Een fris geluid uit Engeland [RECENSIE]

The Glory of Grosvenor: The Organ of Grosvenor Chapel, Richard Hobson.

Text Example

advertentie



Label: Regent REGCD 234

Tijdsduur: 65:14

Booklet: 8 pagina’s, E

Prijs: € 17,50

Klik hier om dit artikel te bestellen

Grosvenor Chapel in Londen werd in 1730 gebouwd als kapel voor de nieuwe wijk aan de westkant van Mayfair, die tot ontwikkeling gebracht was door de familie Grosvenor. Vandaag de dag is het een anglicaanse parochiekerk met een rijke kerkmuziekpraktijk, waaraan het professionele koor vooral vorm geeft. Veel muzikale activiteiten spelen zich bovendien af rond het orgel dat William Drake hier in 1991 bouwde, daarbij gebruik makend van de kas van het oorspronkelijke orgel uit 1732. Het eerste concert op het nieuwe orgel werd door niemand minder dan Gustav Leonhardt gegeven.

Het instrument, met 21 stemmen op twee manualen en pedaal, is geheel gemaakt in de stijl van het klassieke Engelse orgel van rond 1800. Het is rijk aan tertsregisters, namelijk twee cornetten en een sesquialter. De Cornet van het “Great Organ” spreek alleen in de discant, die van het “Swell Organ” over het hele klavier, maar deze is verdeeld in bas en discant. Dat biedt de mogelijkheid om deze laatste Cornet als echo van de eerste te laten horen, zoals in de Voluntary in d van Walond.

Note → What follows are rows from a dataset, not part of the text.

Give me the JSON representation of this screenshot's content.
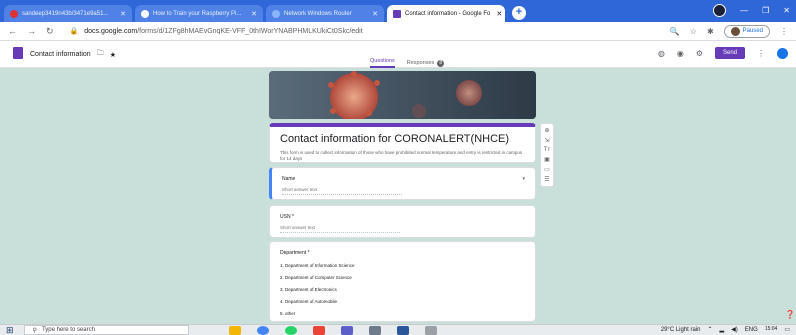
{
  "browser": {
    "tabs": [
      {
        "label": "sandeep3419n43b/3471e9a51...",
        "fav": "#d33",
        "active": false
      },
      {
        "label": "How to Train your Raspberry Pi...",
        "fav": "#fff",
        "active": false
      },
      {
        "label": "Network Windows Router",
        "fav": "#8ab4f8",
        "active": false
      },
      {
        "label": "Contact information - Google Fo",
        "fav": "#673ab7",
        "active": true
      }
    ],
    "url_domain": "docs.google.com",
    "url_path": "/forms/d/1ZFg8hMAEvGnqKE-VFF_0thIWorYNABPHMLKUkiCt0Skc/edit",
    "paused_label": "Paused"
  },
  "forms_header": {
    "title": "Contact information",
    "tab_questions": "Questions",
    "tab_responses": "Responses",
    "responses_count": "8",
    "send_label": "Send"
  },
  "form": {
    "title": "Contact information for CORONALERT(NHCE)",
    "description": "This form is used to collect information of those who have prohibited normal temperature and entry is restricted in campus for 14 days",
    "questions": [
      {
        "label": "Name",
        "placeholder": "Short answer text"
      },
      {
        "label": "USN *",
        "placeholder": "Short answer text"
      }
    ],
    "department": {
      "label": "Department *",
      "options": [
        "1. Department of Information Science",
        "2. Department of Computer Science",
        "3. Department of Electronics",
        "4. Department of Automobile",
        "5. other"
      ]
    }
  },
  "taskbar": {
    "search_placeholder": "Type here to search",
    "weather": "29°C  Light rain",
    "lang": "ENG",
    "time": "15:04"
  }
}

Het “Great Organ” heeft een grote omvang. Dit klavier begint al op G van het contraoctaaf. Het tweede manuaal is voorzien van een zwelkast, zoals toen al in Engeland voorkwam (ook Engelse klavecimbels uit die tijd werden wel van een zwelmechanisme voorzien). De intonatie van het Drake-orgel is tamelijk kamermuzikaal gehouden, in verband met de grootte en de akoestiek van de kapel. De “Stopt Diapason” heeft de voor het Engelse orgel zo typerende kwinterende klank. Het orgel is in een onevenredig zwevende temperatuur gestemd, de zogenaamde “Grosvenor Temperament”. Details daarover kunnen worden nagelezen op de website van de orgelbouwer www.williamdrake.co.uk

Het programma dat organist Richard Hobson op deze cd speelt, geeft een goed overzicht van de ontwikkeling van de Voluntary tussen ca. 1750 en 1810. In de muziek van Greene, Boyce en Stanley (van deze drie speelt Hobson niets) krijgt de Voluntary zijn karakteristieke vorm en stijl: een langzaam openingsdeel voor het “Full organ” of voor de grondstemmen, gevolgd door een fuga of een concertoachtig snel deel, waarin één of meer solostemmen (trompet, cornet of fluit) naar voren komen.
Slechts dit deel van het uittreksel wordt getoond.